When Ranganath didn't get other opportunities after his first film, he left Chennai, leaving his film dreams behind, and shifted to Kerala and theatre. During this tenure, he got close to K. J. Yesudas and joined his Tharangini studio as staff music director and script scrutinising officer in 1981. It was his Tharangini songs that resulted in the musician composing the background score for Priyadarshan's Poochakkoru Mookkuthi. He also composed music for Pappan Priyapetta Pappan. It was after listening to Tharangini's Children's Songs Vol. 1, Balachandra Menon called him to compose music for his film Arante Mulla Kochu Mulla. The songs Kaattil Kodumkaattil and Shaleena Soundaryame became superhits. He followed that up with films like Principal Olivil, Madakkayathra, Mamalakalkkappurathu, Captain, Achan Balan Makan Bheeman. Though he has composed music for over 25 films, several of them didn't get a release.
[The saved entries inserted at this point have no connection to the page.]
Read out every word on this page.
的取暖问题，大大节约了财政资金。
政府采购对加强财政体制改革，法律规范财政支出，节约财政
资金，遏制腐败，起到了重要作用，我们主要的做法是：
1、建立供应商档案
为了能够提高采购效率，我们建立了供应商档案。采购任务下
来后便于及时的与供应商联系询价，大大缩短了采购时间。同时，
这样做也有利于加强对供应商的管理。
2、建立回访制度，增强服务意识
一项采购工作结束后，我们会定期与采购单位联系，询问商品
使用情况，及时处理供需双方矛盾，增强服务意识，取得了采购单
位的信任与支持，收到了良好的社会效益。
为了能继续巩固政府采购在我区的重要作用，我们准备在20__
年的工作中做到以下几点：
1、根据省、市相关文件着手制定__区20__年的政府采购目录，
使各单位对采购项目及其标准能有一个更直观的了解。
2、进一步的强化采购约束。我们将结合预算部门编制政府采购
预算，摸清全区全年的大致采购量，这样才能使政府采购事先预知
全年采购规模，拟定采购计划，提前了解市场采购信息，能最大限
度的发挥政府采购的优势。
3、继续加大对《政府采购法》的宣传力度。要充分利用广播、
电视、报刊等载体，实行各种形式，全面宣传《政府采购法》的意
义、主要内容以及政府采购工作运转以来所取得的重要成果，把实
It was his light music compositions that made him more popular. He has composed over 2000 songs in films, drama, apart from tuning light music along with over 100 Ayyappa devotional songs. And most of them were also written by him. Out of all songs he composed, over 250 are sung by Yesudas. Also he wrote and directed 42 stage dramas and 25 dance dramas. Ranganath's Ayyappa songs extended his popularity beyond Malayalam. His Ayyappa songs became a hit in Tamil, Telugu and Kannada as well. He has composed songs for 16 movies and 52 albums in Malayalam. Most of these album songs were recorded in other regional languages also.
Though he directed films like Ambadi Thannilorunni and Dhanurvedham, they hardly made an impact. It was A. R. Rahman who played the keyboard for Ambadi Thannilorunni's background music. He directed a 17-episode series on Tyagaraja for DD Malayalam and a telefilm called Ariyathe.
For the last two years before his death, he had been active in the field of music research. Inspired by Tyagaraja he introduced Pancharatna Kritis in Malayalam. He had composed Malayalam keerthanams based on 72 melakarta ragas. These keerthanams are filled with most of the traditional literature and musical masters from Vedavyasan to Poonthanam. Earlier he had composed a Jesus Christ suprabhatam song in alphabetical order. He also wrote 10 keerthanams, composed in carnatic music, based on Bible verses.

==Awards==
- 2012 – Lifetime Achievement Award by Kerala Sangeetha Nataka Akademi, in connection with the 150th birth anniversary celebrations of Rabindranath Tagore.
- 2022 – Harivarasanam Award

==Personal life==
Ranganath was married to B. Rajasri, a classical dancer and teacher. He was living with his family at Ettumanoor.

==Death==
Ranganath died on 16 January 2022, at the age of 72. He was undergoing treatment at Government Medical College, Kottayam as he was tested positive for COVID-19 and had respiratory issues. Just days before his death, he was awarded with Harivarasanam Award by Travancore Devaswom Board and had a concert at Sabarimala Temple. He was cremated with full state honours at his home in Ettumanoor, where he was living for the last four decades of his life.